"Stephen Pair" <[EMAIL PROTECTED]> wrote:
> > Ooo, ooo, I was thinking about doing that. Do it, do it!
> >
> > But what are you parsing? DTDs? DTDs, themselves, specify grammars. What
> > would be cool is to have a T-Gen that understood DTDs :)
> >
> > Of course, that's only if you want validation.
>
> Hey, Hey! That would be great! I'm translating the XML EBNF into the TGen
> format (a pretty easy mapping). From there, I'll specify additional TGen
> stuff to create a more workable AST. The XML spec doesn't describe XML
> using a DTD.
>
> It would be great for Scamper (and Squeak in general) to have it understand
> DTDs...I believe all of the HTML versions are described as DTDs. Do you
> know where the DTD spec is located?
>
Smallwalker is a Smalltalk web browser that uses DTD's.

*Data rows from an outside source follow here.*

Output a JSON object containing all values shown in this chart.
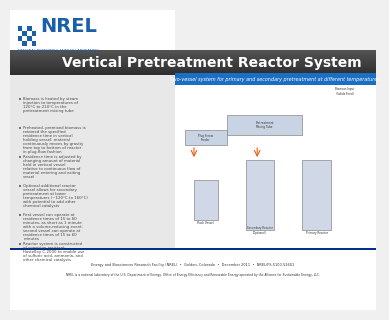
{
  "title": "Vertical Pretreatment Reactor System",
  "subtitle": "Two-vessel system for primary and secondary pretreatment at different temperatures",
  "nrel_text": "NREL",
  "nrel_sub": "NATIONAL RENEWABLE ENERGY LABORATORY",
  "bg_color": "#f0f0f0",
  "header_bg": "#2c2c2c",
  "header_gradient_start": "#4a4a4a",
  "header_gradient_end": "#1a1a1a",
  "title_color": "#ffffff",
  "subtitle_bar_color": "#1a6fc4",
  "subtitle_color": "#ffffff",
  "nrel_blue": "#1a5faa",
  "bullet_color": "#444444",
  "footer_color": "#333333",
  "blue_bar_color": "#003087",
  "bullets": [
    "Biomass is heated by steam injection to temperatures of 120°C to 210°C in the pretreatment mixing tube",
    "Preheated, premixed biomass is retained the specified residence time in vertical holding vessel; material continuously moves by gravity from top to bottom of reactor in plug-flow fashion",
    "Residence time is adjusted by changing amount of material held in vertical vessel relative to continuous flow of material entering and exiting vessel",
    "Optional additional reactor vessel allows for secondary pretreatment at lower temperatures (~120°C to 160°C) with potential to add other chemical catalysts",
    "First vessel can operate at residence times of 15 to 60 minutes, as short as 1 minute with a volume-reducing event; second vessel can operate at residence times of 15 to 60 minutes",
    "Reactor system is constructed of corrosion-resistant Hastelloy C-2000 to enable use of sulfuric acid, ammonia, and other chemical catalysts"
  ],
  "footer_line1": "Energy and Biosciences Research Facility (NREL)  •  Golden, Colorado  •  December 2011  •  NREL/FS-5100-52601",
  "footer_line2": "NREL is a national laboratory of the U.S. Department of Energy, Office of Energy Efficiency and Renewable Energy operated by the Alliance for Sustainable Energy, LLC."
}
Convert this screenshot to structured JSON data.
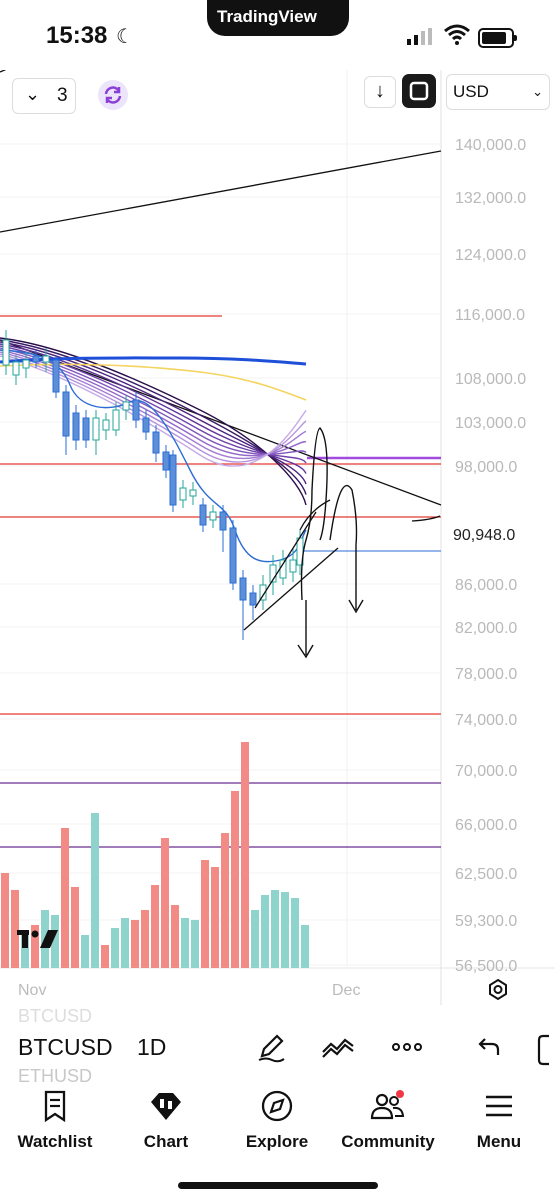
{
  "status": {
    "time": "15:38",
    "pill": "TradingView"
  },
  "toolbar": {
    "intervals_count": "3",
    "currency": "USD"
  },
  "price_axis": {
    "labels": [
      "140,000.0",
      "132,000.0",
      "124,000.0",
      "116,000.0",
      "108,000.0",
      "103,000.0",
      "98,000.0",
      "90,948.0",
      "86,000.0",
      "82,000.0",
      "78,000.0",
      "74,000.0",
      "70,000.0",
      "66,000.0",
      "62,500.0",
      "59,300.0",
      "56,500.0"
    ],
    "current_price": "90,948.0"
  },
  "time_axis": {
    "labels": [
      "Nov",
      "Dec"
    ]
  },
  "symbol_bar": {
    "top_ghost": "BTCUSD",
    "symbol": "BTCUSD",
    "below": "ETHUSD",
    "timeframe": "1D"
  },
  "tabs": [
    {
      "label": "Watchlist",
      "icon": "watchlist-icon"
    },
    {
      "label": "Chart",
      "icon": "chart-icon"
    },
    {
      "label": "Explore",
      "icon": "compass-icon"
    },
    {
      "label": "Community",
      "icon": "community-icon"
    },
    {
      "label": "Menu",
      "icon": "menu-icon"
    }
  ],
  "colors": {
    "up": "#26a69a",
    "down": "#ef5350",
    "hline_red": "#e53935",
    "hline_purple": "#6a2c91",
    "ma_blue": "#1e4fd8",
    "ma_yellow": "#f4d35e"
  }
}
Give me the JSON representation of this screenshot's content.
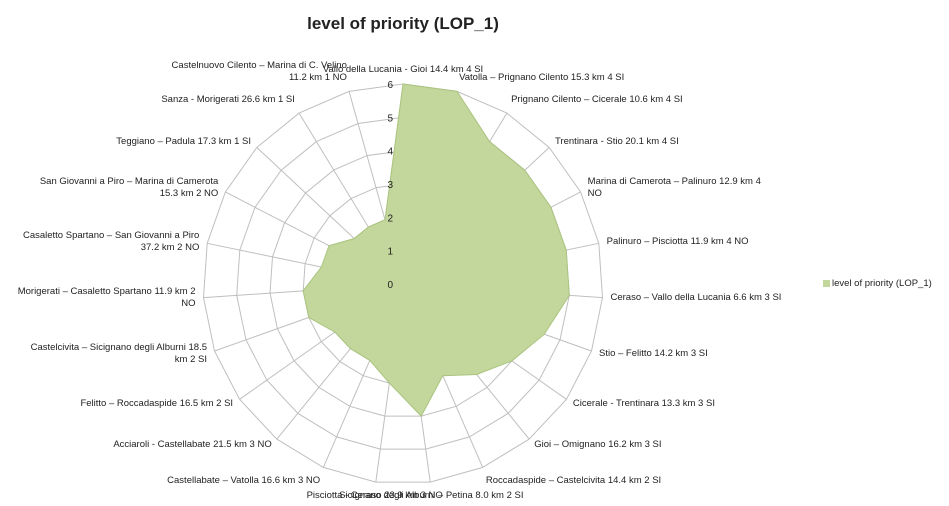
{
  "chart_data": {
    "type": "radar",
    "title": "level of priority (LOP_1)",
    "categories": [
      "Vallo della Lucania - Gioi 14.4 km 4 SI",
      "Vatolla – Prignano Cilento 15.3 km 4 SI",
      "Prignano Cilento – Cicerale 10.6 km 4 SI",
      "Trentinara - Stio 20.1 km 4 SI",
      "Marina di Camerota – Palinuro 12.9 km 4 NO",
      "Palinuro – Pisciotta 11.9 km 4 NO",
      "Ceraso – Vallo della Lucania 6.6 km 3 SI",
      "Stio – Felitto 14.2 km 3 SI",
      "Cicerale - Trentinara 13.3 km 3 SI",
      "Gioi – Omignano 16.2 km 3 SI",
      "Roccadaspide – Castelcivita 14.4 km 2 SI",
      "Sicignano degli Alburni – Petina 8.0 km 2 SI",
      "Pisciotta - Ceraso 23.9 km 3 NO",
      "Castellabate – Vatolla 16.6 km 3 NO",
      "Acciaroli - Castellabate 21.5 km 3 NO",
      "Felitto – Roccadaspide 16.5 km 2 SI",
      "Castelcivita – Sicignano degli Alburni 18.5 km 2 SI",
      "Morigerati – Casaletto Spartano 11.9 km 2 NO",
      "Casaletto Spartano – San Giovanni a Piro 37.2 km 2 NO",
      "San Giovanni a Piro – Marina di Camerota 15.3 km 2 NO",
      "Teggiano – Padula 17.3 km 1 SI",
      "Sanza - Morigerati 26.6 km 1 SI",
      "Castelnuovo Cilento – Marina di C. Velino 11.2 km 1 NO"
    ],
    "series": [
      {
        "name": "level of priority (LOP_1)",
        "color": "#c3d69b",
        "values": [
          6,
          6,
          5,
          5,
          5,
          5,
          5,
          4.5,
          4,
          3.5,
          3,
          4,
          3,
          2.5,
          2.5,
          2.5,
          3,
          3,
          2.5,
          2.5,
          2,
          2,
          2
        ]
      }
    ],
    "ylim": [
      0,
      6
    ],
    "yticks": [
      0,
      1,
      2,
      3,
      4,
      5,
      6
    ],
    "grid": true,
    "legend": "right"
  }
}
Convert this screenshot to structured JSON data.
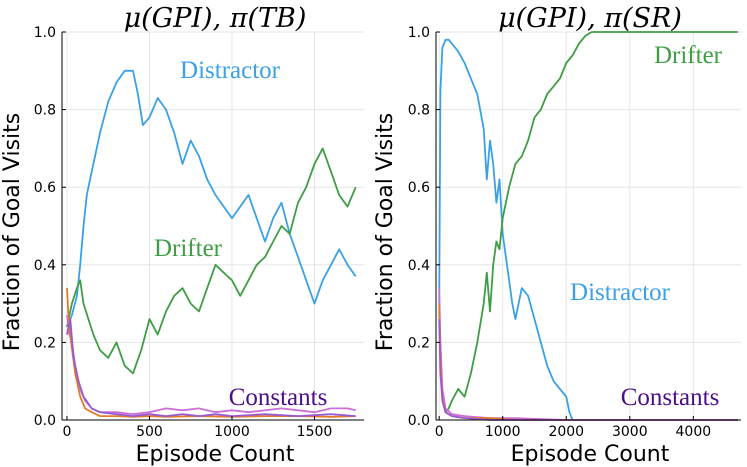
{
  "colors": {
    "distractor": "#3aa1e6",
    "drifter": "#3f9d45",
    "constants_a": "#cc6fd6",
    "constants_b": "#e07b2a",
    "constants_c": "#9a5bd0",
    "constants_label": "#4b0d8a"
  },
  "chart_data": [
    {
      "type": "line",
      "title": "μ(GPI), π(TB)",
      "xlabel": "Episode Count",
      "ylabel": "Fraction of Goal Visits",
      "xlim": [
        -30,
        1800
      ],
      "ylim": [
        0,
        1.0
      ],
      "xticks": [
        0,
        500,
        1000,
        1500
      ],
      "xtick_labels": [
        "0",
        "500",
        "1000",
        "1500"
      ],
      "yticks": [
        0.0,
        0.2,
        0.4,
        0.6,
        0.8,
        1.0
      ],
      "ytick_labels": [
        "0.0",
        "0.2",
        "0.4",
        "0.6",
        "0.8",
        "1.0"
      ],
      "grid": true,
      "annotations": [
        {
          "text": "Distractor",
          "series": "distractor"
        },
        {
          "text": "Drifter",
          "series": "drifter"
        },
        {
          "text": "Constants",
          "series": "constants_label"
        }
      ],
      "series": [
        {
          "key": "distractor",
          "color_key": "distractor",
          "x": [
            0,
            30,
            60,
            80,
            100,
            120,
            150,
            180,
            200,
            250,
            300,
            350,
            400,
            430,
            460,
            500,
            550,
            600,
            650,
            700,
            750,
            800,
            850,
            900,
            950,
            1000,
            1050,
            1100,
            1150,
            1200,
            1250,
            1300,
            1350,
            1400,
            1450,
            1500,
            1550,
            1600,
            1650,
            1700,
            1750
          ],
          "y": [
            0.24,
            0.27,
            0.32,
            0.4,
            0.5,
            0.58,
            0.64,
            0.7,
            0.74,
            0.82,
            0.87,
            0.9,
            0.9,
            0.84,
            0.76,
            0.78,
            0.83,
            0.8,
            0.74,
            0.66,
            0.72,
            0.68,
            0.62,
            0.58,
            0.55,
            0.52,
            0.55,
            0.58,
            0.52,
            0.46,
            0.52,
            0.56,
            0.48,
            0.42,
            0.36,
            0.3,
            0.36,
            0.4,
            0.44,
            0.4,
            0.37
          ]
        },
        {
          "key": "drifter",
          "color_key": "drifter",
          "x": [
            0,
            30,
            60,
            80,
            100,
            130,
            160,
            200,
            250,
            300,
            350,
            400,
            450,
            500,
            550,
            600,
            650,
            700,
            750,
            800,
            850,
            900,
            950,
            1000,
            1050,
            1100,
            1150,
            1200,
            1250,
            1300,
            1350,
            1400,
            1450,
            1500,
            1550,
            1600,
            1650,
            1700,
            1750
          ],
          "y": [
            0.24,
            0.3,
            0.34,
            0.36,
            0.3,
            0.26,
            0.22,
            0.18,
            0.16,
            0.2,
            0.14,
            0.12,
            0.18,
            0.26,
            0.22,
            0.28,
            0.32,
            0.34,
            0.3,
            0.28,
            0.34,
            0.4,
            0.38,
            0.36,
            0.32,
            0.36,
            0.4,
            0.42,
            0.46,
            0.5,
            0.48,
            0.56,
            0.6,
            0.66,
            0.7,
            0.64,
            0.58,
            0.55,
            0.6
          ]
        },
        {
          "key": "constants_a",
          "color_key": "constants_a",
          "x": [
            0,
            15,
            30,
            50,
            80,
            110,
            150,
            200,
            300,
            400,
            500,
            600,
            700,
            800,
            900,
            1000,
            1100,
            1200,
            1300,
            1400,
            1500,
            1600,
            1700,
            1750
          ],
          "y": [
            0.27,
            0.22,
            0.2,
            0.14,
            0.08,
            0.05,
            0.03,
            0.02,
            0.02,
            0.015,
            0.02,
            0.03,
            0.025,
            0.03,
            0.02,
            0.025,
            0.02,
            0.025,
            0.03,
            0.025,
            0.02,
            0.03,
            0.03,
            0.025
          ]
        },
        {
          "key": "constants_b",
          "color_key": "constants_b",
          "x": [
            0,
            10,
            25,
            50,
            80,
            110,
            150,
            200,
            300,
            400,
            500,
            600,
            800,
            1000,
            1200,
            1400,
            1600,
            1750
          ],
          "y": [
            0.34,
            0.26,
            0.2,
            0.12,
            0.06,
            0.03,
            0.02,
            0.01,
            0.01,
            0.008,
            0.01,
            0.008,
            0.01,
            0.008,
            0.01,
            0.01,
            0.008,
            0.01
          ]
        },
        {
          "key": "constants_c",
          "color_key": "constants_c",
          "x": [
            0,
            20,
            40,
            70,
            100,
            150,
            200,
            300,
            400,
            500,
            600,
            700,
            800,
            900,
            1000,
            1200,
            1400,
            1600,
            1750
          ],
          "y": [
            0.22,
            0.26,
            0.16,
            0.1,
            0.06,
            0.03,
            0.02,
            0.015,
            0.01,
            0.015,
            0.01,
            0.015,
            0.01,
            0.015,
            0.01,
            0.015,
            0.01,
            0.015,
            0.01
          ]
        }
      ]
    },
    {
      "type": "line",
      "title": "μ(GPI), π(SR)",
      "xlabel": "Episode Count",
      "ylabel": "Fraction of Goal Visits",
      "xlim": [
        -50,
        4750
      ],
      "ylim": [
        0,
        1.0
      ],
      "xticks": [
        0,
        1000,
        2000,
        3000,
        4000
      ],
      "xtick_labels": [
        "0",
        "1000",
        "2000",
        "3000",
        "4000"
      ],
      "yticks": [
        0.0,
        0.2,
        0.4,
        0.6,
        0.8,
        1.0
      ],
      "ytick_labels": [
        "0.0",
        "0.2",
        "0.4",
        "0.6",
        "0.8",
        "1.0"
      ],
      "grid": true,
      "annotations": [
        {
          "text": "Drifter",
          "series": "drifter"
        },
        {
          "text": "Distractor",
          "series": "distractor"
        },
        {
          "text": "Constants",
          "series": "constants_label"
        }
      ],
      "series": [
        {
          "key": "distractor",
          "color_key": "distractor",
          "x": [
            0,
            20,
            50,
            100,
            150,
            200,
            300,
            400,
            500,
            600,
            700,
            750,
            800,
            850,
            900,
            950,
            1000,
            1050,
            1100,
            1150,
            1200,
            1300,
            1400,
            1500,
            1600,
            1700,
            1800,
            1900,
            2000,
            2050,
            2100,
            2200,
            2400,
            3000,
            3500,
            4000,
            4700
          ],
          "y": [
            0.3,
            0.85,
            0.96,
            0.98,
            0.98,
            0.97,
            0.95,
            0.92,
            0.88,
            0.84,
            0.75,
            0.62,
            0.72,
            0.66,
            0.56,
            0.62,
            0.48,
            0.42,
            0.36,
            0.3,
            0.26,
            0.34,
            0.32,
            0.26,
            0.2,
            0.14,
            0.1,
            0.08,
            0.06,
            0.02,
            0.0,
            0.0,
            0.0,
            0.0,
            0.0,
            0.0,
            0.0
          ]
        },
        {
          "key": "drifter",
          "color_key": "drifter",
          "x": [
            0,
            50,
            100,
            150,
            200,
            300,
            400,
            500,
            600,
            700,
            750,
            800,
            850,
            900,
            950,
            1000,
            1100,
            1200,
            1300,
            1400,
            1500,
            1600,
            1700,
            1800,
            1900,
            2000,
            2100,
            2200,
            2300,
            2400,
            2600,
            3000,
            3500,
            4000,
            4700
          ],
          "y": [
            0.28,
            0.05,
            0.02,
            0.03,
            0.05,
            0.08,
            0.06,
            0.12,
            0.2,
            0.3,
            0.38,
            0.28,
            0.4,
            0.46,
            0.44,
            0.52,
            0.6,
            0.66,
            0.68,
            0.72,
            0.78,
            0.8,
            0.84,
            0.86,
            0.88,
            0.92,
            0.94,
            0.97,
            0.99,
            1.0,
            1.0,
            1.0,
            1.0,
            1.0,
            1.0
          ]
        },
        {
          "key": "constants_a",
          "color_key": "constants_a",
          "x": [
            0,
            20,
            50,
            100,
            200,
            400,
            800,
            1200,
            2000,
            3000,
            4000,
            4700
          ],
          "y": [
            0.34,
            0.2,
            0.08,
            0.03,
            0.015,
            0.01,
            0.005,
            0.005,
            0.0,
            0.0,
            0.0,
            0.0
          ]
        },
        {
          "key": "constants_b",
          "color_key": "constants_b",
          "x": [
            0,
            20,
            50,
            100,
            200,
            400,
            800,
            1200,
            2000,
            3000,
            4000,
            4700
          ],
          "y": [
            0.3,
            0.16,
            0.06,
            0.02,
            0.01,
            0.005,
            0.005,
            0.0,
            0.0,
            0.0,
            0.0,
            0.0
          ]
        },
        {
          "key": "constants_c",
          "color_key": "constants_c",
          "x": [
            0,
            20,
            50,
            100,
            200,
            400,
            800,
            1200,
            2000,
            3000,
            4000,
            4700
          ],
          "y": [
            0.26,
            0.12,
            0.05,
            0.02,
            0.01,
            0.005,
            0.0,
            0.0,
            0.0,
            0.0,
            0.0,
            0.0
          ]
        }
      ]
    }
  ]
}
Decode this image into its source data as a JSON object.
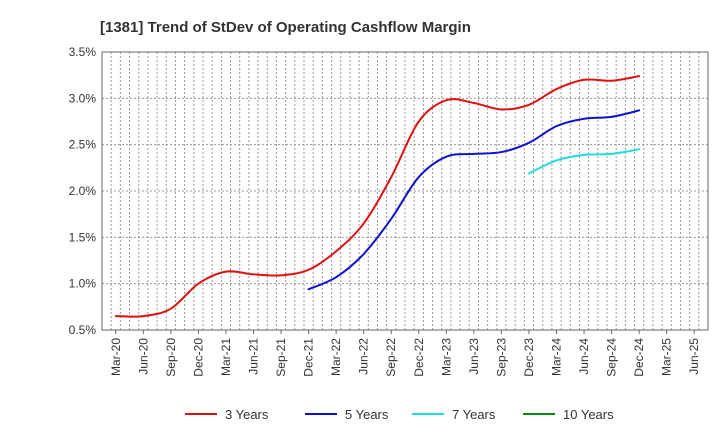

A web search
should turn it up. But I disagree that this is a good idea. Most web
pages don't follow the DTD's. They do things like:
- use non-standard tags and attributes
- close tags in the opposite order they were opened
- embed tags in the wrong places, eg <LI>'s outside of a list
- forget to close some tags at all
Skipping the DTD's was an early, but deliberate decision in Scamper's
development. The goal was to make a system that can understand any
crudy HTML that might get thrown at it.
Lex